Luanda - Os acontecimentos de 27 de Maio de 1977, dois anos depois da independência, continuam a causar muitas divergências e um manto de silêncio. A rebelião ocorreu na direcção do MPLA e fez muitas vítimas. O presidente da Fundação ‘27 de Maio’, Silva Mateus, garante que foi “manifestação contra o Governo”, liderado por Agostinho Neto. O historiador Fernando Gamboa contraria e diz que “houve sim tentativa de golpe de Estado”.

Fonte: NG
Passados 38 anos dos célebres acontecimentos do 27 de Maio continuam os “tabus” e as divergências do que terá acontecido. Os acontecimentos de 1977 ainda estão bem frescos na memória de quem os viveu por dentro, de um lado e do outro. E têm apaixonado jornalistas, historiadores e familiares dos mortos.

Ao NG, o presidente da Fundação ‘27 de Maio’, Silva Mateus, reconhece que a data continua ainda a ser “uma questão bastante controversa” entre as várias entidades ligadas à governação e não só. Tenente-general na reserva, lembra-se bem dos acontecimentos que “provocaram a morte de centenas” de militares e “responsáveis do MPLA” e nega que tenha havido uma tentativa de golpe de Estado, como “algumas pessoas tentam insinuar”.

Segundo Silva Mateus, o ‘27 de Maio’ foi o resultado de “uma manifestação” que tinha como objectivo mostrar os “descontentamentos” de um grupo de militantes com o modo como estava a ser “dirigido o país” pelo primeiro Presidente da República, Agostinho Neto.

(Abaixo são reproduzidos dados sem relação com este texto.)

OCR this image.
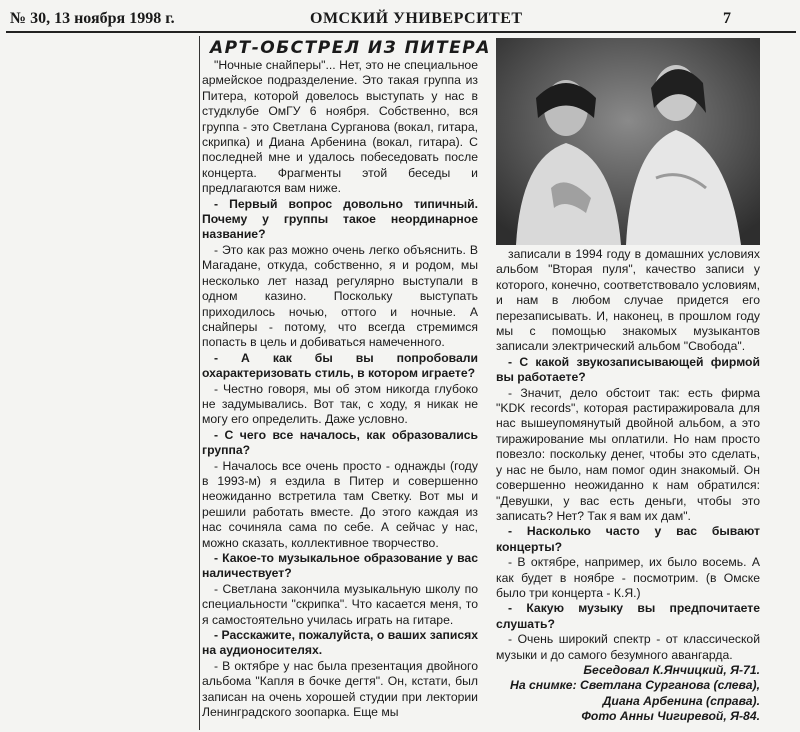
№ 30, 13 ноября 1998 г.	ОМСКИЙ УНИВЕРСИТЕТ	7
АРТ-ОБСТРЕЛ ИЗ ПИТЕРА

"Ночные снайперы"... Нет, это не специальное армейское подразделение. Это такая группа из Питера, которой довелось выступать у нас в студклубе ОмГУ 6 ноября. Собственно, вся группа - это Светлана Сурганова (вокал, гитара, скрипка) и Диана Арбенина (вокал, гитара). С последней мне и удалось побеседовать после концерта. Фрагменты этой беседы и предлагаются вам ниже.

- Первый вопрос довольно типичный. Почему у группы такое неординарное название?

- Это как раз можно очень легко объяснить. В Магадане, откуда, собственно, я и родом, мы несколько лет назад регулярно выступали в одном казино. Поскольку выступать приходилось ночью, оттого и ночные. А снайперы - потому, что всегда стремимся попасть в цель и добиваться намеченного.

- А как бы вы попробовали охарактеризовать стиль, в котором играете?

- Честно говоря, мы об этом никогда глубоко не задумывались. Вот так, с ходу, я никак не могу его определить. Даже условно.

- С чего все началось, как образовались группа?

- Началось все очень просто - однажды (году в 1993-м) я ездила в Питер и совершенно неожиданно встретила там Светку. Вот мы и решили работать вместе. До этого каждая из нас сочиняла сама по себе. А сейчас у нас, можно сказать, коллективное творчество.

- Какое-то музыкальное образование у вас наличествует?

- Светлана закончила музыкальную школу по специальности "скрипка". Что касается меня, то я самостоятельно училась играть на гитаре.

- Расскажите, пожалуйста, о ваших записях на аудионосителях.

- В октябре у нас была презентация двойного альбома "Капля в бочке дегтя". Он, кстати, был записан на очень хорошей студии при лектории Ленинградского зоопарка. Еще мы

записали в 1994 году в домашних условиях альбом "Вторая пуля", качество записи у которого, конечно, соответствовало условиям, и нам в любом случае придется его перезаписывать. И, наконец, в прошлом году мы с помощью знакомых музыкантов записали электрический альбом "Свобода".

- С какой звукозаписывающей фирмой вы работаете?

- Значит, дело обстоит так: есть фирма "KDK records", которая растиражировала для нас вышеупомянутый двойной альбом, а это тиражирование мы оплатили. Но нам просто повезло: поскольку денег, чтобы это сделать, у нас не было, нам помог один знакомый. Он совершенно неожиданно к нам обратился: "Девушки, у вас есть деньги, чтобы это записать? Нет? Так я вам их дам".

- Насколько часто у вас бывают концерты?

- В октябре, например, их было восемь. А как будет в ноябре - посмотрим. (в Омске было три концерта - К.Я.)

- Какую музыку вы предпочитаете слушать?

- Очень широкий спектр - от классической музыки и до самого безумного авангарда.

Беседовал К.Янчицкий, Я-71.

На снимке: Светлана Сурганова (слева), Диана Арбенина (справа).

Фото Анны Чигиревой, Я-84.
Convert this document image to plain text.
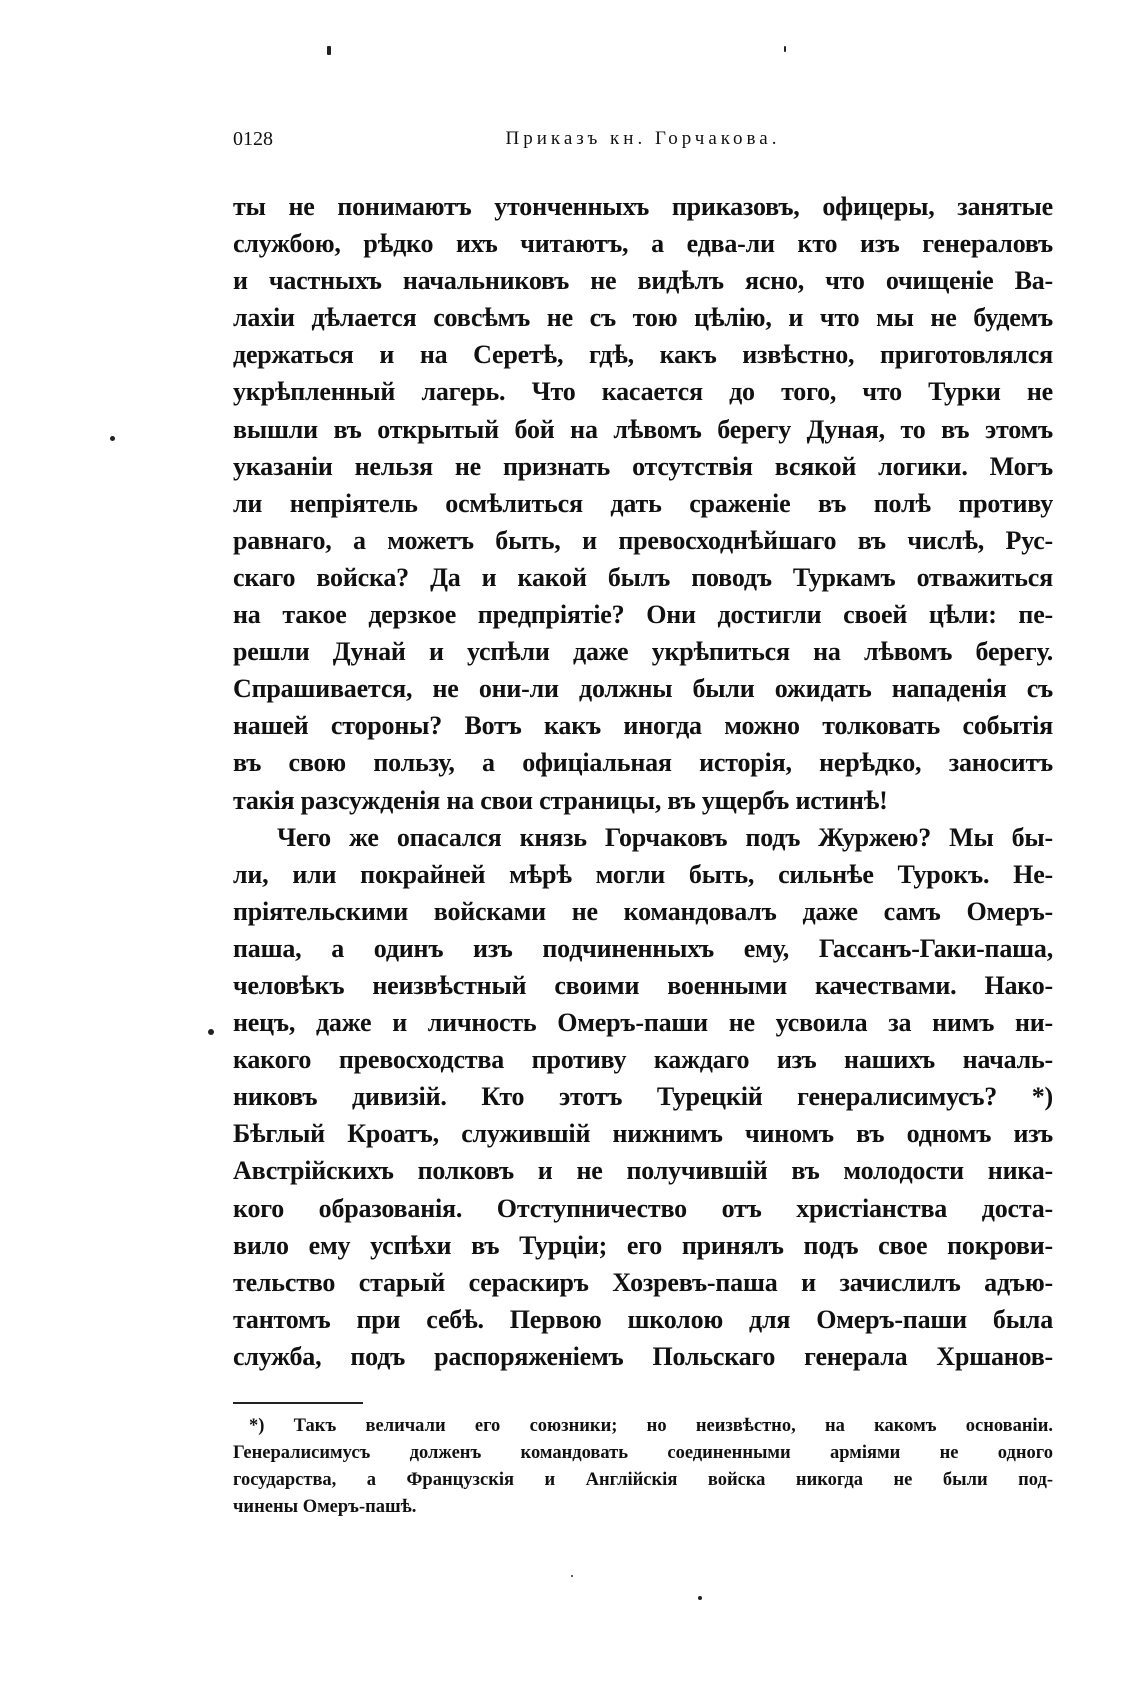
0128	Приказъ кн. Горчакова.
ты не понимаютъ утонченныхъ приказовъ, офицеры, занятые
службою, рѣдко ихъ читаютъ, а едва-ли кто изъ генераловъ
и частныхъ начальниковъ не видѣлъ ясно, что очищеніе Ва-
лахіи дѣлается совсѣмъ не съ тою цѣлію, и что мы не будемъ
держаться и на Серетѣ, гдѣ, какъ извѣстно, приготовлялся
укрѣпленный лагерь. Что касается до того, что Турки не
вышли въ открытый бой на лѣвомъ берегу Дуная, то въ этомъ
указаніи нельзя не признать отсутствія всякой логики. Могъ
ли непріятель осмѣлиться дать сраженіе въ полѣ противу
равнаго, а можетъ быть, и превосходнѣйшаго въ числѣ, Рус-
скаго войска? Да и какой былъ поводъ Туркамъ отважиться
на такое дерзкое предпріятіе? Они достигли своей цѣли: пе-
решли Дунай и успѣли даже укрѣпиться на лѣвомъ берегу.
Спрашивается, не они-ли должны были ожидать нападенія съ
нашей стороны? Вотъ какъ иногда можно толковать событія
въ свою пользу, а офиціальная исторія, нерѣдко, заноситъ
такія разсужденія на свои страницы, въ ущербъ истинѣ!
Чего же опасался князь Горчаковъ подъ Журжею? Мы бы-
ли, или покрайней мѣрѣ могли быть, сильнѣе Турокъ. Не-
пріятельскими войсками не командовалъ даже самъ Омеръ-
паша, а одинъ изъ подчиненныхъ ему, Гассанъ-Гаки-паша,
человѣкъ неизвѣстный своими военными качествами. Нако-
нецъ, даже и личность Омеръ-паши не усвоила за нимъ ни-
какого превосходства противу каждаго изъ нашихъ началь-
никовъ дивизій. Кто этотъ Турецкій генералисимусъ? *)
Бѣглый Кроатъ, служившій нижнимъ чиномъ въ одномъ изъ
Австрійскихъ полковъ и не получившій въ молодости ника-
кого образованія. Отступничество отъ христіанства доста-
вило ему успѣхи въ Турціи; его принялъ подъ свое покрови-
тельство старый сераскиръ Хозревъ-паша и зачислилъ адъю-
тантомъ при себѣ. Первою школою для Омеръ-паши была
служба, подъ распоряженіемъ Польскаго генерала Хршанов-
*) Такъ величали его союзники; но неизвѣстно, на какомъ основаніи.
Генералисимусъ долженъ командовать соединенными арміями не одного
государства, а Французскія и Англійскія войска никогда не были под-
чинены Омеръ-пашѣ.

“Com a conquista da independência, conseguiu-se alcançar o programa mínimo e faltava realizar o programa máximo que visava alcançar o bem-estar económico, político, jurídico e social para todos os angolanos. E vimos que a questão estava a ser desviada. Daí que começaram a surgir vozes cont
rárias à governação de Agostinho Neto, no interior do próprio partido”, afirma.

Silva Mateus garante que houve várias reuniões com o presidente Neto para se avaliar a situação política e social, mas “sem grandes resultados”. “Alguns dirigentes como Nito Alves, ‘Monstro Imortal’ entre outros, começaram a ficar descontentes e criticavam a forma como estava a caminhar a governação”. Foi assim que, no interior do partido surgiram duas alas. “Começou a dizer-se que Nito Alves queria substituir o Presidente. Todos estes factos ligados ao desvio da linha ideológica do MPLA, a desgovernação e à falta de prudência provocaram as mortes do 27 de Maio. Muitas famílias foram proibidas de chorar e realizar óbitos”.

O historiador Fernando Gamboa, que também viveu aqueles acontecimentos, tem outra visão. Culpa os “jovens inteligentes, bastante teóricos” nas suas posições e aponta, como líder da revolta, José van-Dúnem e não ‘Nito’ Alves, como tem sido dito. Ambos, esclarece Fernando Gamboa, receberam apoio de alguns militantes do Partido Comunista Português (PCP). “Estes jovens tentaram acelerar a revolução. No dia 27 de Maio, o presidente Neto apareceu na televisão e avisou que não haveria perdão para aqueles indivíduos.”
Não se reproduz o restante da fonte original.